Alo Mukers (US Bank): Pendo is very important to us product discovery. This allows us to do faster things because this is a partner tool, helping us overcome the rules. We use it on the side of support and customer support for data about customer questions and all our tracking data, and we will immediately use Listen. Because Pendo has more AI features, this helps us become more advanced in our practice.
Do you measure AI features differently from traditional features?
Mike Cartels (Nasdaq): We use traditional metrics such as utilization, frequency, and how often the features are used, but we Really Trying to track the time that is stored specifically. Time is a valuable currency for any profession.
This is important because we have strong discipline to measure investment returns. We try to find out the monetization path. Is it good, better, or the best price? The price of the increase over time? Mandiri Module? We want to connect different revenues with our AI investment.
What are the suggestions that you will offer to the organization on their AI trip?
Mike Cartels (Nasdaq): First, regulating governance earlier, especially for regulated industries. Second, the power of technology is in the exponential path – things that you try three or four months ago that could not work may work now, so back and try again. Third, you will not find ideas to use AI if you don’t use it yourself. Experiment with chatgpt, confusion, or any llm in your personal life, then translate the experience to the customer’s value.

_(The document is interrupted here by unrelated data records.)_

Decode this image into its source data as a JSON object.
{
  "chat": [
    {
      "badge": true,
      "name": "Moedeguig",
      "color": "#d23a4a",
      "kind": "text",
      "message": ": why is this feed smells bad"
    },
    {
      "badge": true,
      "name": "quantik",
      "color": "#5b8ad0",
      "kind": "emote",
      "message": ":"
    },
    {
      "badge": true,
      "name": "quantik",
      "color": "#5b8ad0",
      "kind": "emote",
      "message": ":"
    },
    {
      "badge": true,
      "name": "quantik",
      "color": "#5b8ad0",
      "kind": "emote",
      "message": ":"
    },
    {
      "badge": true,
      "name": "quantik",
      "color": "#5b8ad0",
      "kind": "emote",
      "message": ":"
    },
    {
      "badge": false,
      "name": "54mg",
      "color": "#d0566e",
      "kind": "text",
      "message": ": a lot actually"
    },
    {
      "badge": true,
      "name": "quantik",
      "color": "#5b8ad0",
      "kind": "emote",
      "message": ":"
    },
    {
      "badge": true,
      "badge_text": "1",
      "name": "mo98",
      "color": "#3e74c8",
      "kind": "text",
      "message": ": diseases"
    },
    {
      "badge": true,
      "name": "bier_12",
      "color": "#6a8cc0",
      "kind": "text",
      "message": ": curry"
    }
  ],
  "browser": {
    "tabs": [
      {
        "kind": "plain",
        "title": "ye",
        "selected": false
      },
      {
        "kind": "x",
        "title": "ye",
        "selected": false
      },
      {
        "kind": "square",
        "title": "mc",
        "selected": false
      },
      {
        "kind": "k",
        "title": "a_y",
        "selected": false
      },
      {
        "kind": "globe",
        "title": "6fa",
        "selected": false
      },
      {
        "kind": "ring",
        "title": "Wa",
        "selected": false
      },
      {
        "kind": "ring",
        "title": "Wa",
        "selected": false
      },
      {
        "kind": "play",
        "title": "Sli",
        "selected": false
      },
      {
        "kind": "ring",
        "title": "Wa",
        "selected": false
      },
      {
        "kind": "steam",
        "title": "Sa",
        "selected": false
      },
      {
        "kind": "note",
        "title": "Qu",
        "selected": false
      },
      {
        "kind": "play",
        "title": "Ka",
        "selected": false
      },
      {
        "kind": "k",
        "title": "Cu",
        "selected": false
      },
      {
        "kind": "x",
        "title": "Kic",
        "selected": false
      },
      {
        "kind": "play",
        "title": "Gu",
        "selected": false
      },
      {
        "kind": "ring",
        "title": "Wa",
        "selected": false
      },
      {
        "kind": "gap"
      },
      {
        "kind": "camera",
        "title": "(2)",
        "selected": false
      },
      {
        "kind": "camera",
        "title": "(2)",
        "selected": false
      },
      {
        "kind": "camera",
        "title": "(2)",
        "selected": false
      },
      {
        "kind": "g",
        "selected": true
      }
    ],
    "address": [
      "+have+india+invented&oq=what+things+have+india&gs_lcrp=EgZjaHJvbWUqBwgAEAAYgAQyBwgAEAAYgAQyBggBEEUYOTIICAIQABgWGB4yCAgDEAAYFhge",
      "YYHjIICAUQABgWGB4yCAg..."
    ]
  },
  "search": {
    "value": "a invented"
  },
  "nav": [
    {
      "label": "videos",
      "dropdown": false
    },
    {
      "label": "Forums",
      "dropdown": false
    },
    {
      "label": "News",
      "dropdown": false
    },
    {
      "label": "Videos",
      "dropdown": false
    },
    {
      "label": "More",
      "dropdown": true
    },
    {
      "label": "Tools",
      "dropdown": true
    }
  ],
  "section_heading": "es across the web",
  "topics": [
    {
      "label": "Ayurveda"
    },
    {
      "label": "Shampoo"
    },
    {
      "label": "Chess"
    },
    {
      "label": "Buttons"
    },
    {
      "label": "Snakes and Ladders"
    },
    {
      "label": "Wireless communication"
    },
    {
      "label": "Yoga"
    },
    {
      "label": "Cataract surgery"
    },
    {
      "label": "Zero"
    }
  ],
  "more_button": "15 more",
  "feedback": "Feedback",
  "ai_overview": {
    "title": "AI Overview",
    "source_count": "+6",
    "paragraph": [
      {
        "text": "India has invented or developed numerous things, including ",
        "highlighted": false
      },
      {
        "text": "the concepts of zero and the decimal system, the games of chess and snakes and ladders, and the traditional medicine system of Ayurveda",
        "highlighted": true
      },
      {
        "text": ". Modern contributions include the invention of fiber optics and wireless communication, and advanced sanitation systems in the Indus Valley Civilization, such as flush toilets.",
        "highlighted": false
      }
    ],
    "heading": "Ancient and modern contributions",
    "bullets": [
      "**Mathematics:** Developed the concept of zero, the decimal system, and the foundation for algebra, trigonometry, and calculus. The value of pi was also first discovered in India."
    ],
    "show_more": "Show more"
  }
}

Kelly Delaney (Savvas Learning): Learn with your team and what kind of learning model it is. Share what you learn – Learning is collaborative. Prepare a chat room, task force, and share. Don’t be afraid to try new things and modeling lack of fear. We are all in the starting line, so surround yourself with people with intellectual curiosity and study together.
Alo Mukers (US Bank): Focus on where customer value is, even in the case of internal use. When Ai feels extraordinary, focus on what will help customers, and the rest will come.